2022-05-16T09:51:31.008Z cpu1:133089 opID=fb98e9c7)NFS: 173: NFS mount NasServerDevice.domain:/volume1/NasShare failed: Unable to connect to NFS server.
And I looked in the vmkwarning log:
/var/log/vmkwarning.log
2022-05-16T09:11:32.194Z cpu3:1496724)WARNING: NFS: 2363: Failed to get attributes (No connection)
2022-05-16T09:11:32.194Z cpu3:1496724)WARNING: NFS: 2363: Failed to get attributes (No connection)
2022-05-16T09:11:32.194Z cpu3:1496724)WARNING: NFS: 2363: Failed to get attributes (No connection)
2022-05-16T09:11:32.194Z cpu3:1496724)WARNING: NFS: 2363: Failed to get attributes (No connection)
These logs described the failure to mount the datastore in only the most general terms.
Further considerations
I suspected the problem to be due to my new switches as they were the only recent change to my otherwise static lab environment. The problem did not occur with my old switches. In particular, I suspected the denial-of-service controls due to their potential to block frames.

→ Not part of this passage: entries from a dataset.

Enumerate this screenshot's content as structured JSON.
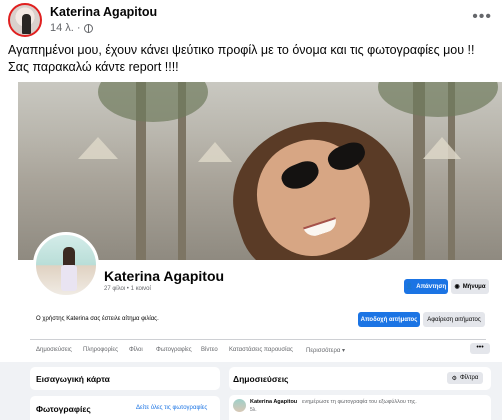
{
  "post": {
    "author": "Katerina Agapitou",
    "time": "14 λ.",
    "dots": "•••",
    "text": "Αγαπημένοι μου, έχουν κάνει ψεύτικο προφίλ με το όνομα και τις φωτογραφίες μου !! Σας παρακαλώ κάντε report !!!!"
  },
  "profile": {
    "name": "Katerina Agapitou",
    "friends": "27 φίλοι • 1 κοινοί",
    "respond_button": "Απάντηση",
    "message_button": "Μήνυμα"
  },
  "friend_request": {
    "text": "Ο χρήστης Katerina σας έστειλε αίτημα φιλίας.",
    "accept_button": "Αποδοχή αιτήματος",
    "remove_button": "Αφαίρεση αιτήματος"
  },
  "tabs": [
    "Δημοσιεύσεις",
    "Πληροφορίες",
    "Φίλοι",
    "Φωτογραφίες",
    "Βίντεο",
    "Καταστάσεις παρουσίας",
    "Περισσότερα ▾"
  ],
  "more_dots": "•••",
  "intro": {
    "title": "Εισαγωγική κάρτα"
  },
  "photos": {
    "title": "Φωτογραφίες",
    "link": "Δείτε όλες τις φωτογραφίες"
  },
  "posts": {
    "title": "Δημοσιεύσεις",
    "filter_button": "Φίλτρα",
    "item_author": "Katerina Agapitou",
    "item_text": "ενημέρωσε τη φωτογραφία του εξωφύλλου της.",
    "item_time": "5λ."
  },
  "colors": {
    "accent": "#1b74e4",
    "background": "#f0f2f5",
    "text": "#050505",
    "secondary_text": "#65676b"
  }
}
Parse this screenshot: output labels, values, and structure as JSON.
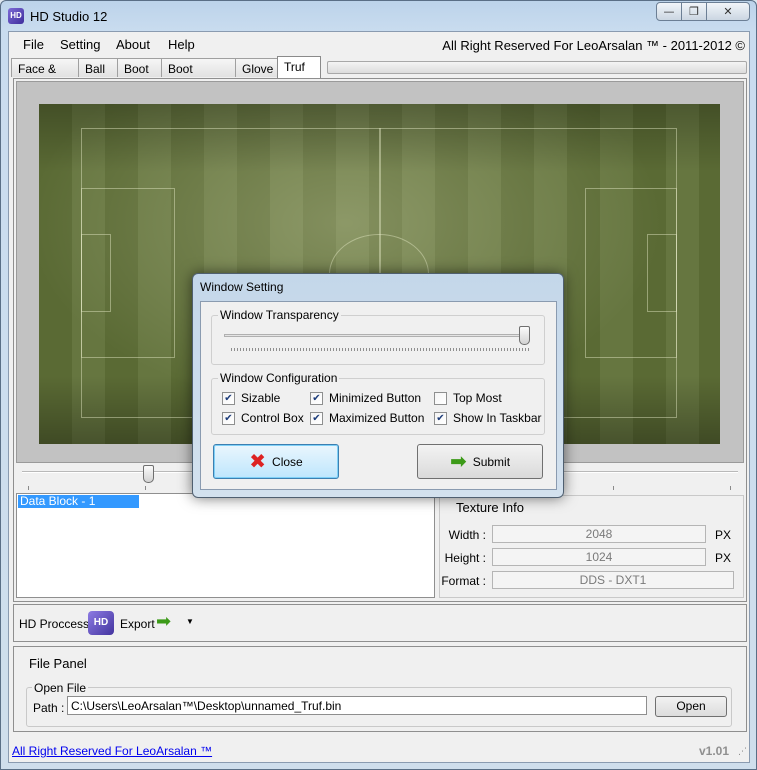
{
  "window": {
    "title": "HD Studio 12",
    "icon_label": "HD"
  },
  "window_buttons": {
    "minimize": "—",
    "restore": "❐",
    "close": "✕"
  },
  "menu": {
    "items": [
      "File",
      "Setting",
      "About",
      "Help"
    ],
    "copyright": "All Right Reserved For LeoArsalan ™ - 2011-2012 ©"
  },
  "tabs": [
    "Face & Hair",
    "Ball",
    "Boot",
    "Boot Perview",
    "Glove",
    "Truf"
  ],
  "data_block": {
    "selected_item": "Data Block - 1"
  },
  "texture_info": {
    "title": "Texture Info",
    "width_label": "Width :",
    "width_value": "2048",
    "height_label": "Height :",
    "height_value": "1024",
    "format_label": "Format :",
    "format_value": "DDS - DXT1",
    "unit": "PX"
  },
  "hd_panel": {
    "process_label": "HD Proccess",
    "export_label": "Export",
    "icon_label": "HD"
  },
  "file_panel": {
    "title": "File Panel",
    "group_label": "Open File",
    "path_label": "Path :",
    "path_value": "C:\\Users\\LeoArsalan™\\Desktop\\unnamed_Truf.bin",
    "open_button": "Open"
  },
  "footer": {
    "link": "All Right Reserved For LeoArsalan ™",
    "version": "v1.01"
  },
  "dialog": {
    "title": "Window Setting",
    "transparency_group": "Window Transparency",
    "transparency_level": 1.0,
    "config_group": "Window Configuration",
    "options": {
      "sizable": {
        "label": "Sizable",
        "checked": true
      },
      "minimized_button": {
        "label": "Minimized Button",
        "checked": true
      },
      "top_most": {
        "label": "Top Most",
        "checked": false
      },
      "control_box": {
        "label": "Control Box",
        "checked": true
      },
      "maximized_button": {
        "label": "Maximized Button",
        "checked": true
      },
      "show_in_taskbar": {
        "label": "Show In Taskbar",
        "checked": true
      }
    },
    "close_button": "Close",
    "submit_button": "Submit"
  },
  "colors": {
    "selection": "#3399ff",
    "link": "#0000ee",
    "close_icon": "#dd2222",
    "submit_icon": "#3c9a18"
  }
}
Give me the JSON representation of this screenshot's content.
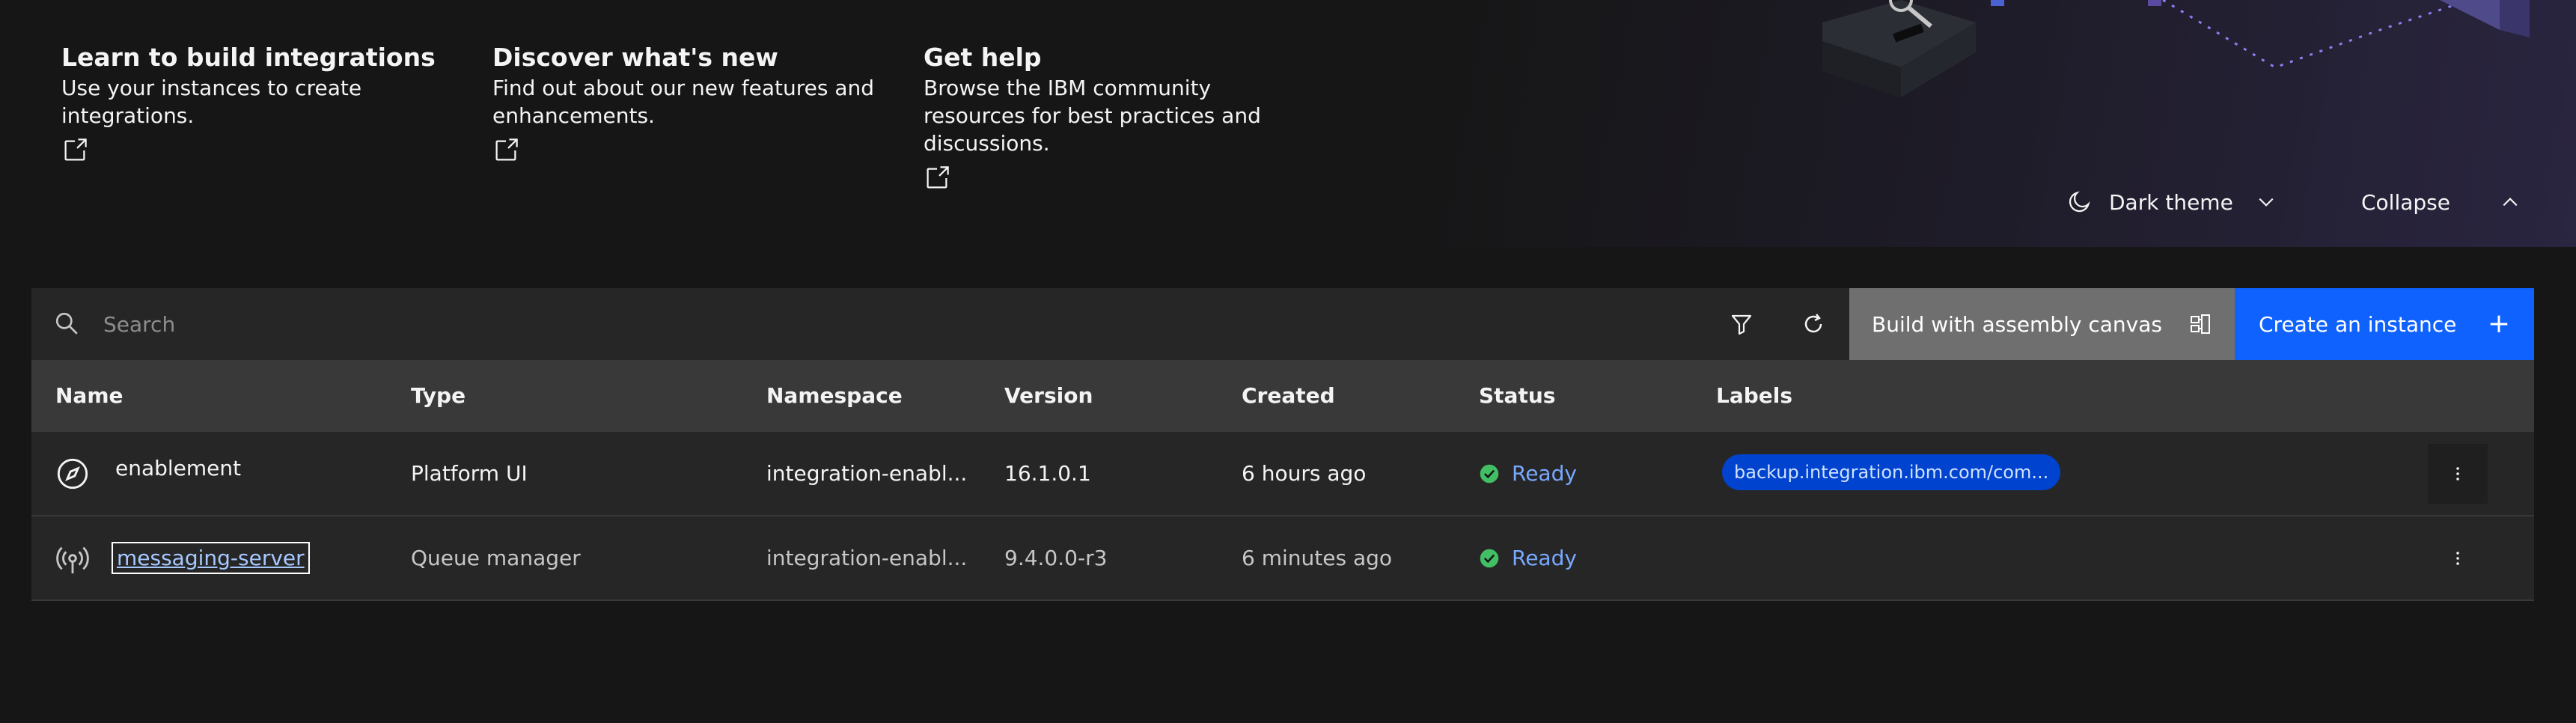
{
  "cards": [
    {
      "title": "Learn to build integrations",
      "desc_line1": "Use your instances to create",
      "desc_line2": "integrations.",
      "desc_line3": ""
    },
    {
      "title": "Discover what's new",
      "desc_line1": "Find out about our new features and",
      "desc_line2": "enhancements.",
      "desc_line3": ""
    },
    {
      "title": "Get help",
      "desc_line1": "Browse the IBM community",
      "desc_line2": "resources for best practices and",
      "desc_line3": "discussions."
    }
  ],
  "theme": {
    "label": "Dark theme"
  },
  "collapse": {
    "label": "Collapse"
  },
  "toolbar": {
    "search_placeholder": "Search",
    "build_label": "Build with assembly canvas",
    "create_label": "Create an instance",
    "create_icon": "+"
  },
  "table": {
    "headers": [
      "Name",
      "Type",
      "Namespace",
      "Version",
      "Created",
      "Status",
      "Labels"
    ],
    "rows": [
      {
        "name": "enablement",
        "type": "Platform UI",
        "namespace": "integration-enabl...",
        "version": "16.1.0.1",
        "created": "6 hours ago",
        "status": "Ready",
        "label": "backup.integration.ibm.com/com...",
        "icon": "compass-icon"
      },
      {
        "name": "messaging-server",
        "type": "Queue manager",
        "namespace": "integration-enabl...",
        "version": "9.4.0.0-r3",
        "created": "6 minutes ago",
        "status": "Ready",
        "label": "",
        "icon": "broadcast-icon"
      }
    ]
  },
  "colors": {
    "accent": "#0f62fe",
    "status_ok": "#42be65",
    "status_text": "#78a9ff",
    "tag_bg": "#0043ce"
  }
}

Proof, resolution and future actions
Disabling the switch denial-of-service controls fixed the problem. I was then able to create the NFS datastore on my VMWare ESXi 7 host. In the future I may investigate which of the specific control(s) causes the problem, probably starting with TCP SYN Src Port Less 1024, then TCP SYN-FIN.